Betrachtet man sich den Biermarkt in Deutschland und insbesondere in Franken über längere Zeit, könnte man meinen, die Geschichte wiederhole sich ständig: Ende der achtziger Jahre zum Beispiel überlegten sich die deutschen Brauereien, wie sie ihr Markenimage und ihren Absatz verbessern könnten. Als Lösung setzte man dann in den Neunzigern auf die Einführung der sogenannten NRW-Flasche (NRW, weil sie zuerst von den großen Brauereien in Nordrhein Westfalen auf den Markt gebracht wurde).
Das ist jetzt gut 20 Jahre her und die meisten Bierliebhaber können sich noch daran erinnern, wie auch viele von Frankens Brauereien ihren Markenauftritt in diesem Zuge umgestellt hatten: Mit der NRW-Flasche gestalteten viele Brauereien ihre Etiketten eher in Richtung „Premium-Produkt“: Da glitzerte es allerorten plötzlich golden oder silbern. Die neue Flasche sollte alle Absatzprobleme lösen können.
Und irgendwie fühle ich mich gerade wieder daran erinnert: Wer nämlich vor 20 Jahren sein ganzes Sortiment umstellte, tut es garde nicht selten wieder. Nur dass jetzt nicht wieder eine einheitliche Flasche eingeführt wird. Vielmehr geht der Trend hin zu Longneck- oder Aleflaschen, Bügelverschlussflaschen und bei den großen Fernsehbieren zur markenspezifischen Reliefflasche. Das stellte zumindest die Gesellschaft für Verpackungsforschung in einer 2009 veröffentlichten Studie fest. Daneben gebe es auch noch Sonderfarben und -formen in verschiedenen Größen. Insgesamt wurden zwischen zwischen 2005 und 2009 bei 35 ausgesuchten Brauereien 16 neue Flaschen eingeführt und nur 6 wieder vom Markt genommen.

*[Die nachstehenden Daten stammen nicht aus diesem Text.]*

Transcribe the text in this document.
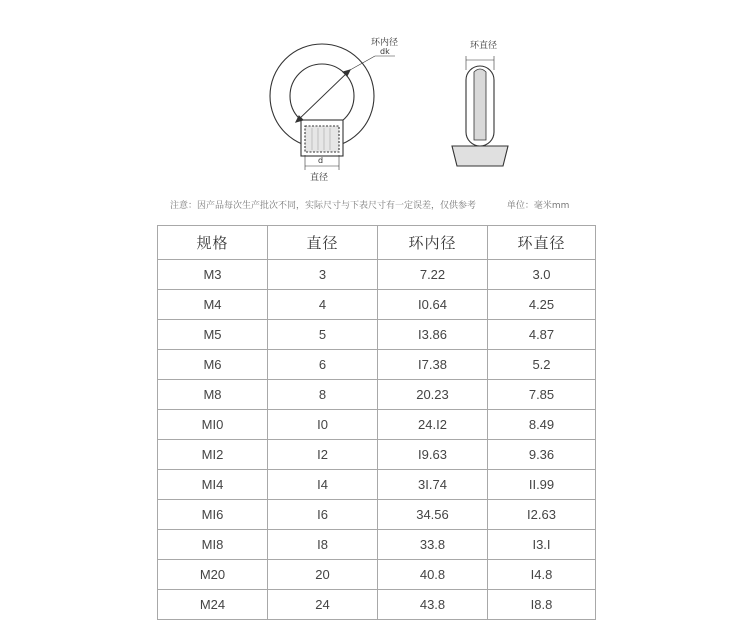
环内径
dk
d
直径
环直径
注意：因产品每次生产批次不同，实际尺寸与下表尺寸有一定误差，仅供参考	单位：毫米mm
规格	直径	环内径	环直径
M3	3	7.22	3.0
M4	4	I0.64	4.25
M5	5	I3.86	4.87
M6	6	I7.38	5.2
M8	8	20.23	7.85
MI0	I0	24.I2	8.49
MI2	I2	I9.63	9.36
MI4	I4	3I.74	II.99
MI6	I6	34.56	I2.63
MI8	I8	33.8	I3.I
M20	20	40.8	I4.8
M24	24	43.8	I8.8
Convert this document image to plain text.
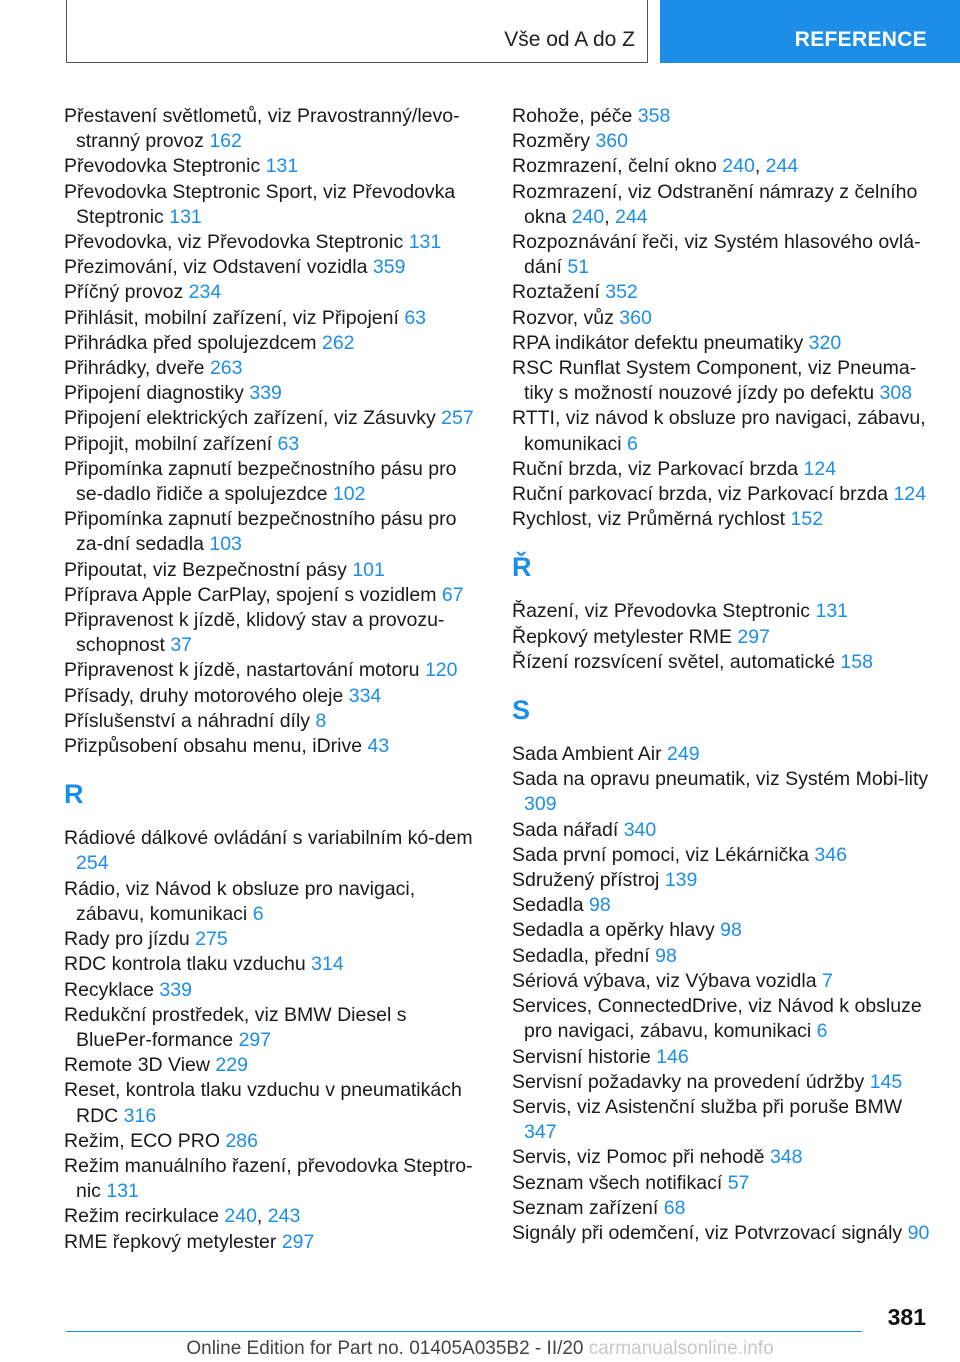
Vše od A do Z	REFERENCE
Přestavení světlometů, viz Pravostranný/levo-stranný provoz 162
Převodovka Steptronic 131
Převodovka Steptronic Sport, viz Převodovka Steptronic 131
Převodovka, viz Převodovka Steptronic 131
Přezimování, viz Odstavení vozidla 359
Příčný provoz 234
Přihlásit, mobilní zařízení, viz Připojení 63
Přihrádka před spolujezdcem 262
Přihrádky, dveře 263
Připojení diagnostiky 339
Připojení elektrických zařízení, viz Zásuvky 257
Připojit, mobilní zařízení 63
Připomínka zapnutí bezpečnostního pásu pro se-dadlo řidiče a spolujezdce 102
Připomínka zapnutí bezpečnostního pásu pro za-dní sedadla 103
Připoutat, viz Bezpečnostní pásy 101
Příprava Apple CarPlay, spojení s vozidlem 67
Připravenost k jízdě, klidový stav a provozu-schopnost 37
Připravenost k jízdě, nastartování motoru 120
Přísady, druhy motorového oleje 334
Příslušenství a náhradní díly 8
Přizpůsobení obsahu menu, iDrive 43
R
Rádiové dálkové ovládání s variabilním kó-dem 254
Rádio, viz Návod k obsluze pro navigaci, zábavu, komunikaci 6
Rady pro jízdu 275
RDC kontrola tlaku vzduchu 314
Recyklace 339
Redukční prostředek, viz BMW Diesel s BluePer-formance 297
Remote 3D View 229
Reset, kontrola tlaku vzduchu v pneumatikách RDC 316
Režim, ECO PRO 286
Režim manuálního řazení, převodovka Steptro-nic 131
Režim recirkulace 240, 243
RME řepkový metylester 297
Rohože, péče 358
Rozměry 360
Rozmrazení, čelní okno 240, 244
Rozmrazení, viz Odstranění námrazy z čelního okna 240, 244
Rozpoznávání řeči, viz Systém hlasového ovlá-dání 51
Roztažení 352
Rozvor, vůz 360
RPA indikátor defektu pneumatiky 320
RSC Runflat System Component, viz Pneuma-tiky s možností nouzové jízdy po defektu 308
RTTI, viz návod k obsluze pro navigaci, zábavu, komunikaci 6
Ruční brzda, viz Parkovací brzda 124
Ruční parkovací brzda, viz Parkovací brzda 124
Rychlost, viz Průměrná rychlost 152
Ř
Řazení, viz Převodovka Steptronic 131
Řepkový metylester RME 297
Řízení rozsvícení světel, automatické 158
S
Sada Ambient Air 249
Sada na opravu pneumatik, viz Systém Mobi-lity 309
Sada nářadí 340
Sada první pomoci, viz Lékárnička 346
Sdružený přístroj 139
Sedadla 98
Sedadla a opěrky hlavy 98
Sedadla, přední 98
Sériová výbava, viz Výbava vozidla 7
Services, ConnectedDrive, viz Návod k obsluze pro navigaci, zábavu, komunikaci 6
Servisní historie 146
Servisní požadavky na provedení údržby 145
Servis, viz Asistenční služba při poruše BMW 347
Servis, viz Pomoc při nehodě 348
Seznam všech notifikací 57
Seznam zařízení 68
Signály při odemčení, viz Potvrzovací signály 90
381
Online Edition for Part no. 01405A035B2 - II/20 carmanualsonline.info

Was die Studie aber nicht berücksichtigt, ist ein Trend, der sich nicht nur in Franken sehen lässt: Die Rückkehr zur vor 20 Jahren als alt und rückständig angesehenen Euro2-Flasche. Erdinger hat es vor Jahren mit der Urweisse vorgemacht und andere Brauereien folgen dem Beispiel – wie zum Beispiel die Schlossbrauerei in Reckendorf. Auch hier wurde das Sortiment in den Neunzigern auf NRW-Flaschen umgestellt, die es auch heute noch gibt. Aber bei besonderen Bieren – dem momentanen Zugpferd Kellerbier (Bier des Tages am 9. April) und dem Henrici-Bock – kehrt man zur Euro2-Flasche zurück. Gleichzeitig werden die Etiketten umgestaltet, denn zur „urigen“ Flasche passt halt kein „Premium“-Etikett. Erdiger, ehrlicher, volkstümlicher und vor allem „historischer“ sollen die Biere jetzt wirken und die Etiketten sollen das widerspiegeln. Der neue Trend geht hin zur regionalen Verwurzelung – zumindest bei den fränkischen Brauereien. Zur Verdeutlichung habe ich mal den alten Markenauftritt des Henrici-Bocks dem neuen im Bild zum Bier des Tages gegenübergestellt.
Aber eigentlich soll es ja um’s Bier gehen. Denn die Flaschenform und das Etiket verleiten zwar zum Erstkauf – wenn der Inhalt aber nicht stimmt, bleibt es beim Bierfreund auch nur bei einem einmaligen Intermezzo. Mit seinen 7,0% ist der Henrici-Bock, benannt nach Heinrich dem II., alles andere als der Kaiser unter den Böcken. 7,0% Alkohol ist Durchschnitt, aber nicht schlecht. Die Farbe geht ins Bernsteinbraune, auch o.K. Für die Nase bietet er eher wenig, der Geruch ist verhalten bierig. Geschmacklich orientiert sich der Henrici-Bock in Richtung der dunklen Böcke. Ein dunkler, trockener Geschmack, der hintennach ein wenig herb nachläuft. Mit dem Henrici-Bock hat man also eher einen Vertreter der würzigen Böcke vor sich stehen als einen der süßlicheren. Das ist jetzt auch gut. Allerdings auch nicht die Topklasse der dunkleren Böcke. Denn wenn man wie ich in dieser Saison so um die 20 verschiedene Böcke getestet hat, steigt der Anspruch. Und dann reichen eine neue-alte Flaschenform und ein nett gestaltetes Etikett alleine nicht aus.